El Arte embellecerá la historia y justificará la verdad inventada, a veces más auténtica o sentida.



Cuando la zarina Isabel I falleciera sin descendencia legítima en el año 1762, dejaría el trono ruso a su sobrino, el apocado Pedro III de Rusia. Este zar acabaría siendo derrocado pocos años después por su ambiciosa e infiel esposa, la gran zarina rusa Catalina II. Pero todo eso se desarrollaría sin grandes sobresaltos gracias a la intervención de los ambiciosos hermanos Orlov: Grigori, su amante y valedor; y Alexei Orlov, su paladín más atrevido. Como sucediera luego en otras ocasiones históricas, una mujer se presentaría en París reivindicando la heredad del trono ruso. En el año 1772 la hermosa joven Aly Emeté Vladimirskaya acabaría afirmando en París que, en realidad, era ella la princesa heredera Yelizaveta Alekseyevna, más tarde conocida como Tarakanova... La bella princesa rusa poseía un documento regio, al parecer un testamento secreto de la antigua zarina Isabel. El testamento real le otorgaba el derecho al trono ruso por ser la única hija tenida con el conde Alexei Razumovski, un consorte-amante que tuviera la zarina Isabel I. Por esos años París era un refugio de rebeldes polacos desterrados por la nueva zarina Catalina II. Así que, al conocerse la existencia de una noble opositora, no dudaron en apoyarla. Cuando la zarina Catalina tuvo noticia de esa firme opositora -su posible prima política-, enviaría rápido a Alexei Orlov a París para que la trajese, fuese como fuese, a San Petersburgo.

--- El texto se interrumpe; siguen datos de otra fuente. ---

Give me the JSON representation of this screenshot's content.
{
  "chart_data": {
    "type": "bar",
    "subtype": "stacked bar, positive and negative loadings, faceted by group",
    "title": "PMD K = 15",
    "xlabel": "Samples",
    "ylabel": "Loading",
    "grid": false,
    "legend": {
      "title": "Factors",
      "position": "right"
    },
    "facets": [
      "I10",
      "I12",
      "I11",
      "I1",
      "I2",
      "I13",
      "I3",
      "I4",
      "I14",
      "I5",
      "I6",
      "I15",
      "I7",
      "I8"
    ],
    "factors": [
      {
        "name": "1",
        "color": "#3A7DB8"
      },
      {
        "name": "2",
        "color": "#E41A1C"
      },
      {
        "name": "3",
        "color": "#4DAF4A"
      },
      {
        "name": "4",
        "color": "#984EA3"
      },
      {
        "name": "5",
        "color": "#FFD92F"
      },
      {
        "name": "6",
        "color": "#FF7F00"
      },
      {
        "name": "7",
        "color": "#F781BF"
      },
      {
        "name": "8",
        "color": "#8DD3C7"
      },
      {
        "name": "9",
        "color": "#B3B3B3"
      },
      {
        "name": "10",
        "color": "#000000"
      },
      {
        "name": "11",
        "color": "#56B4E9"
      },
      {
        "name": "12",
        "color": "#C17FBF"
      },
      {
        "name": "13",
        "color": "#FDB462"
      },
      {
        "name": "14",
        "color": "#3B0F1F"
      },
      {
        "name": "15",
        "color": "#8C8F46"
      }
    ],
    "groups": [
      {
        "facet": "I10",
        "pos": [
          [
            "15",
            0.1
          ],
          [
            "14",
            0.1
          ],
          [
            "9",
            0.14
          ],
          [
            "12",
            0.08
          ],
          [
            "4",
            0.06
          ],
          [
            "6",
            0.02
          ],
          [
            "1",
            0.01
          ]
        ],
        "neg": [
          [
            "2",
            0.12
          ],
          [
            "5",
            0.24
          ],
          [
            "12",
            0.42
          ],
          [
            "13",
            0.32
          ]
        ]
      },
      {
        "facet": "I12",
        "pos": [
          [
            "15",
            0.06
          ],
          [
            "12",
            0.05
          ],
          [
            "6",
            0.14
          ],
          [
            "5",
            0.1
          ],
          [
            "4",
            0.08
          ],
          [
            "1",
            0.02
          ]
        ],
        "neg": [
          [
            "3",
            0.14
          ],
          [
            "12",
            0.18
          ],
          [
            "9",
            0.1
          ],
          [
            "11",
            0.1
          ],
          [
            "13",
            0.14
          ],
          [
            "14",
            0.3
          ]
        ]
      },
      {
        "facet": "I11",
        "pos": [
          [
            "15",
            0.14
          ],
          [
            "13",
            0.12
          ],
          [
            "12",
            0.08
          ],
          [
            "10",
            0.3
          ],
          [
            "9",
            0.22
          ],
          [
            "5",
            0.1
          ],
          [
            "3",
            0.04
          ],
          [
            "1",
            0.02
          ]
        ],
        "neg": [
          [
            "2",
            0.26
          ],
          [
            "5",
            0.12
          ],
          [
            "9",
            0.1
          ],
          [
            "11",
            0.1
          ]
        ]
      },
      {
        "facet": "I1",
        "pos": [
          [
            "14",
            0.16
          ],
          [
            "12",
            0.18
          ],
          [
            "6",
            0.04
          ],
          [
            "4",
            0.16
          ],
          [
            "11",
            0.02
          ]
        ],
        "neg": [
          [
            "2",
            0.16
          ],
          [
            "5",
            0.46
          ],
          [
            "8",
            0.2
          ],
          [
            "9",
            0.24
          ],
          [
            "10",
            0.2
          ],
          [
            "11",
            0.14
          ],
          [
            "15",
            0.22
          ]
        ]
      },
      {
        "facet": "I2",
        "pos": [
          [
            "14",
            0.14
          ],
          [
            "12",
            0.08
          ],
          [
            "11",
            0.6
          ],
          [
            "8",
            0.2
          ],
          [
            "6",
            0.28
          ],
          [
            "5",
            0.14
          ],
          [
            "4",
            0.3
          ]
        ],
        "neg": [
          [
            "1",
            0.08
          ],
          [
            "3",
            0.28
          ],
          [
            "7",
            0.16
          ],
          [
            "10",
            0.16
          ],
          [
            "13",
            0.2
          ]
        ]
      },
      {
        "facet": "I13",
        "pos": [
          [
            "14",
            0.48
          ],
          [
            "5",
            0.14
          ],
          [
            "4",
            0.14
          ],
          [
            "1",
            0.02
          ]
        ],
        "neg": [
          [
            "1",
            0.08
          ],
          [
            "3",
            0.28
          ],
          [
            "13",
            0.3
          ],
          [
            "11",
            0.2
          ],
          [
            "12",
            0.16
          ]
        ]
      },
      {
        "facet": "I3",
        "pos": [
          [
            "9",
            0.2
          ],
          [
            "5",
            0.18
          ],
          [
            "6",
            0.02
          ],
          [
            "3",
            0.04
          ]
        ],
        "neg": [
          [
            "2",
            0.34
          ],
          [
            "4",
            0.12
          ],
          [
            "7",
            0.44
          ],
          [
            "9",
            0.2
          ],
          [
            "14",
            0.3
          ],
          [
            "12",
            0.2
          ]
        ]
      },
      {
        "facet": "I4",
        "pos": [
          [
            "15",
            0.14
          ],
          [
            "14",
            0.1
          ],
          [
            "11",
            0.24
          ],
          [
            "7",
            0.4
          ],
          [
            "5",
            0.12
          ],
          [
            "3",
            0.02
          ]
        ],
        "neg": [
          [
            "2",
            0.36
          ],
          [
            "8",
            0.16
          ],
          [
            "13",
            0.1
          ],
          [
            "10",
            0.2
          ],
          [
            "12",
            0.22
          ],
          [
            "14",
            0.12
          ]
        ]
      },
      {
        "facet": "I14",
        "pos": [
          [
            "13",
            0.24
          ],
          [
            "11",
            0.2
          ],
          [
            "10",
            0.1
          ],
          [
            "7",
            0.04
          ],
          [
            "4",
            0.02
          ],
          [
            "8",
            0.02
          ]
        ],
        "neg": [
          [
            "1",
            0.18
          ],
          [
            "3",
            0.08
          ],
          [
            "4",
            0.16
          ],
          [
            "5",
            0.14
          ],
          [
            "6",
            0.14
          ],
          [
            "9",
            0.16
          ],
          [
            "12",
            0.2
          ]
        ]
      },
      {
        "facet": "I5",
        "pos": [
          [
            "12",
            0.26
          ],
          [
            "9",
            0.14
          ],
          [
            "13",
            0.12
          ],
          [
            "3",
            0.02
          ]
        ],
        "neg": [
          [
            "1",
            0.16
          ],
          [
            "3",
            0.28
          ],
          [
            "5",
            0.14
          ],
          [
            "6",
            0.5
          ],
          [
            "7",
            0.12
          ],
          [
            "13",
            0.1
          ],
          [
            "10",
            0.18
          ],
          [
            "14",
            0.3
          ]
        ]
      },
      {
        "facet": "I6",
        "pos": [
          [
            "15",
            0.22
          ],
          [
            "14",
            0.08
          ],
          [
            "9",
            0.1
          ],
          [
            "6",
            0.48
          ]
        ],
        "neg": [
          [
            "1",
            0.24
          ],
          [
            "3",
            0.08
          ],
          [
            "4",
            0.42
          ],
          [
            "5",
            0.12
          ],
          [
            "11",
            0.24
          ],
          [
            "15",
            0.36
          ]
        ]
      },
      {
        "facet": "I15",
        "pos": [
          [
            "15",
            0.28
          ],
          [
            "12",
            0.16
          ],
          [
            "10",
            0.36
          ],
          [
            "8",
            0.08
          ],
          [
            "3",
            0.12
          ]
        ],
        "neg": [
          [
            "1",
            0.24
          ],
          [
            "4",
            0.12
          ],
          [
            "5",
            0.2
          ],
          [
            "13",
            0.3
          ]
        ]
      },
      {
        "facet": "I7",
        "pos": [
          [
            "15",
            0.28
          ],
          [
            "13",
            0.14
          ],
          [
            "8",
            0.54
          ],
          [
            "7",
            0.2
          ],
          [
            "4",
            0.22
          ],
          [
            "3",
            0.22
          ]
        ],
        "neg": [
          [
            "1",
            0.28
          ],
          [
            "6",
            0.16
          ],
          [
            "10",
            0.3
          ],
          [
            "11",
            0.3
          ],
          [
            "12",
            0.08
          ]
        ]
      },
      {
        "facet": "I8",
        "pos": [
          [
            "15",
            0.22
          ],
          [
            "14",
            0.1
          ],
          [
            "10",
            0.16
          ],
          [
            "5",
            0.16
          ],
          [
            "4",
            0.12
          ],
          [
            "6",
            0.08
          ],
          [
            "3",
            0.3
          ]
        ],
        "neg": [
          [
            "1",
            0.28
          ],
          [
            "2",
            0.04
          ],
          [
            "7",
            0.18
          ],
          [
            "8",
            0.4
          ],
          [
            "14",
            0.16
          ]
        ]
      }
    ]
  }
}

El audaz, atrevido y aventurero Orlov quedaría una vez con Tarakanova en su barco ruso luego de haberla seducido, románticamente, en la toscana y litoral ciudad italiana de Livorno. Tarakanova no pudo resistirse a sus encantos y quedaría enamorada fatídicamente. Orlov le pediría en matrimonio para convercerla aún más, de esa forma la atrajo sugestivamente a su barco, un buque ruso amarrado en el puerto livornés. Una vez en el barco, territorio ruso, ella no podría escapar. Partieron entonces hacia San Petersburgo donde la zarina Catalina la encarcelaría decidida para siempre. Fue encerrada en la primavera del año 1775 en una de las mazmorras de la fortaleza de San Pedro y San Pablo, un castillo-fortaleza situado a orillas del caudaloso y peligroso río Neva. Allí, abandonada a su suerte, padecería los momentos más terribles y angustiosos de su vida. Hasta que una tuberculosis fatal la debilitara tanto que acabara falleciendo en diciembre de aquel año. Sin embargo, el Romanticismo ruso del siglo XIX la retrataría orgulloso, como si de una gran heroína rusa se tratase, víctima despiadada de las veleidades y crueldades del peor absolutismo eslavo. Y el pintor romántico ruso Konstantin Flavitsky la pinta ahora subida al lecho de su cárcel rusa, en una de las crecidas más espantosas que asolara el Neva a la terrible fortaleza rusa. Entonces ella, desolada y vencida, totalmente perdida y abatida en su celda, entregaría Tarakanova su vida, sin salvación posible, a las heladas y traicioneras aguas del helado río.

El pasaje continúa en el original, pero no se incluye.